Building and Breaking Bonds by Homogenous Nucleation in Glass-Forming Melts Leading to Transitions in Three Liquid States

The thermal history of melts leads to three liquid states above the melting temperatures T(m) containing clusters—bound colloids with two opposite values of enthalpy +Δε(lg) × ΔH(m) and −Δε(lg) × ΔH(m) and zero. All colloid bonds disconnect at T(n+) > T(m) and give rise in congruent materials, through a first-order transition at T(LL) = T(n+), forming a homogeneous liquid, containing tiny superatoms, built by short-range order. In non-congruent materials, (T(n+)) and (T(LL)) are separated, T(n+) being the temperature of a second order and T(LL) the temperature of a first-order phase transition. (T(n+)) and (T(LL)) are predicted from the knowledge of solidus and liquidus temperatures using non-classical homogenous nucleation. The first-order transition at T(LL) gives rise by cooling to a new liquid state containing colloids.

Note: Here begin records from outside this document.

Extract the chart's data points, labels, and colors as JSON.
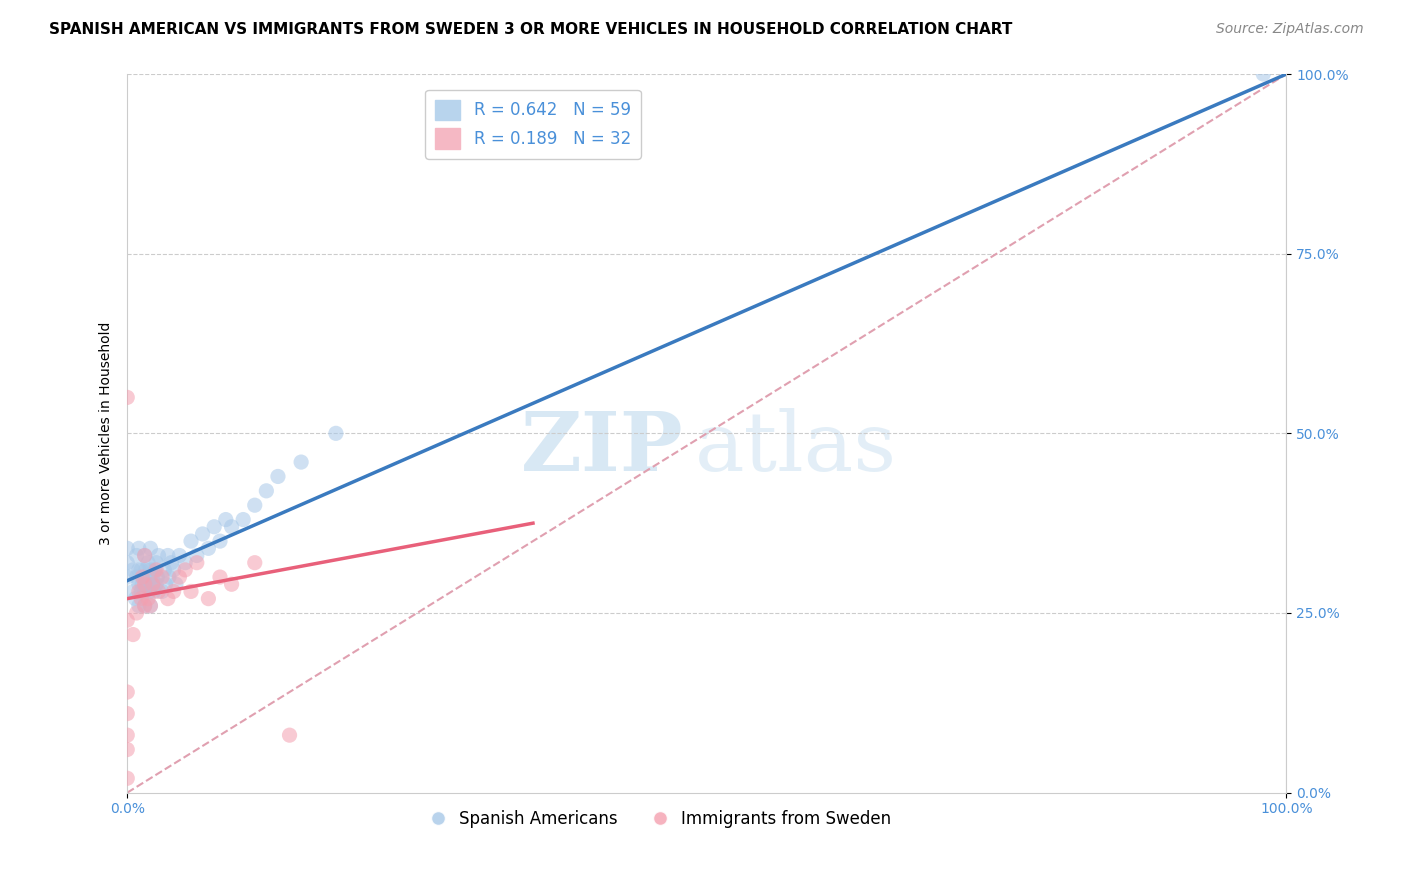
{
  "title": "SPANISH AMERICAN VS IMMIGRANTS FROM SWEDEN 3 OR MORE VEHICLES IN HOUSEHOLD CORRELATION CHART",
  "source": "Source: ZipAtlas.com",
  "ylabel": "3 or more Vehicles in Household",
  "xlim": [
    0,
    1.0
  ],
  "ylim": [
    0,
    1.0
  ],
  "ytick_positions": [
    0.0,
    0.25,
    0.5,
    0.75,
    1.0
  ],
  "ytick_labels": [
    "0.0%",
    "25.0%",
    "50.0%",
    "75.0%",
    "100.0%"
  ],
  "watermark_zip": "ZIP",
  "watermark_atlas": "atlas",
  "blue_R": 0.642,
  "blue_N": 59,
  "pink_R": 0.189,
  "pink_N": 32,
  "blue_color": "#a8c8e8",
  "pink_color": "#f4a0b0",
  "blue_line_color": "#3a7abf",
  "pink_line_color": "#e8607a",
  "diag_line_color": "#e0a0b0",
  "legend_label_blue": "Spanish Americans",
  "legend_label_pink": "Immigrants from Sweden",
  "blue_x": [
    0.0,
    0.0,
    0.0,
    0.005,
    0.005,
    0.007,
    0.008,
    0.008,
    0.01,
    0.01,
    0.01,
    0.01,
    0.012,
    0.012,
    0.013,
    0.015,
    0.015,
    0.015,
    0.015,
    0.016,
    0.017,
    0.018,
    0.019,
    0.02,
    0.02,
    0.02,
    0.02,
    0.022,
    0.023,
    0.024,
    0.025,
    0.025,
    0.026,
    0.027,
    0.03,
    0.032,
    0.033,
    0.035,
    0.036,
    0.038,
    0.04,
    0.042,
    0.045,
    0.05,
    0.055,
    0.06,
    0.065,
    0.07,
    0.075,
    0.08,
    0.085,
    0.09,
    0.1,
    0.11,
    0.12,
    0.13,
    0.15,
    0.18,
    0.98
  ],
  "blue_y": [
    0.3,
    0.32,
    0.34,
    0.28,
    0.31,
    0.27,
    0.3,
    0.33,
    0.26,
    0.29,
    0.31,
    0.34,
    0.28,
    0.31,
    0.29,
    0.26,
    0.28,
    0.3,
    0.33,
    0.31,
    0.29,
    0.32,
    0.28,
    0.26,
    0.29,
    0.31,
    0.34,
    0.3,
    0.28,
    0.31,
    0.29,
    0.32,
    0.3,
    0.33,
    0.28,
    0.31,
    0.29,
    0.33,
    0.3,
    0.32,
    0.31,
    0.29,
    0.33,
    0.32,
    0.35,
    0.33,
    0.36,
    0.34,
    0.37,
    0.35,
    0.38,
    0.37,
    0.38,
    0.4,
    0.42,
    0.44,
    0.46,
    0.5,
    1.0
  ],
  "pink_x": [
    0.0,
    0.0,
    0.0,
    0.0,
    0.0,
    0.0,
    0.0,
    0.005,
    0.008,
    0.01,
    0.012,
    0.013,
    0.015,
    0.015,
    0.015,
    0.018,
    0.02,
    0.022,
    0.025,
    0.027,
    0.03,
    0.035,
    0.04,
    0.045,
    0.05,
    0.055,
    0.06,
    0.07,
    0.08,
    0.09,
    0.11,
    0.14
  ],
  "pink_y": [
    0.02,
    0.06,
    0.08,
    0.11,
    0.14,
    0.24,
    0.55,
    0.22,
    0.25,
    0.28,
    0.27,
    0.3,
    0.26,
    0.29,
    0.33,
    0.27,
    0.26,
    0.29,
    0.31,
    0.28,
    0.3,
    0.27,
    0.28,
    0.3,
    0.31,
    0.28,
    0.32,
    0.27,
    0.3,
    0.29,
    0.32,
    0.08
  ],
  "title_fontsize": 11,
  "source_fontsize": 10,
  "axis_label_fontsize": 10,
  "tick_fontsize": 10,
  "legend_fontsize": 12,
  "scatter_size": 120,
  "scatter_alpha": 0.55
}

Each colloid is a superatom, melted by homogeneous disintegration of nuclei instead of surface melting, and with a Gibbs free energy equal to that of a liquid droplet containing the same magic atom number. Internal and external bond number of colloids increases at T(n+) or from T(n+) to T(g). These liquid enthalpies reveal the natural presence of colloid–colloid bonding and antibonding in glass-forming melts. The Mpemba effect and its inverse exist in all melts and is due to the presence of these three liquid states.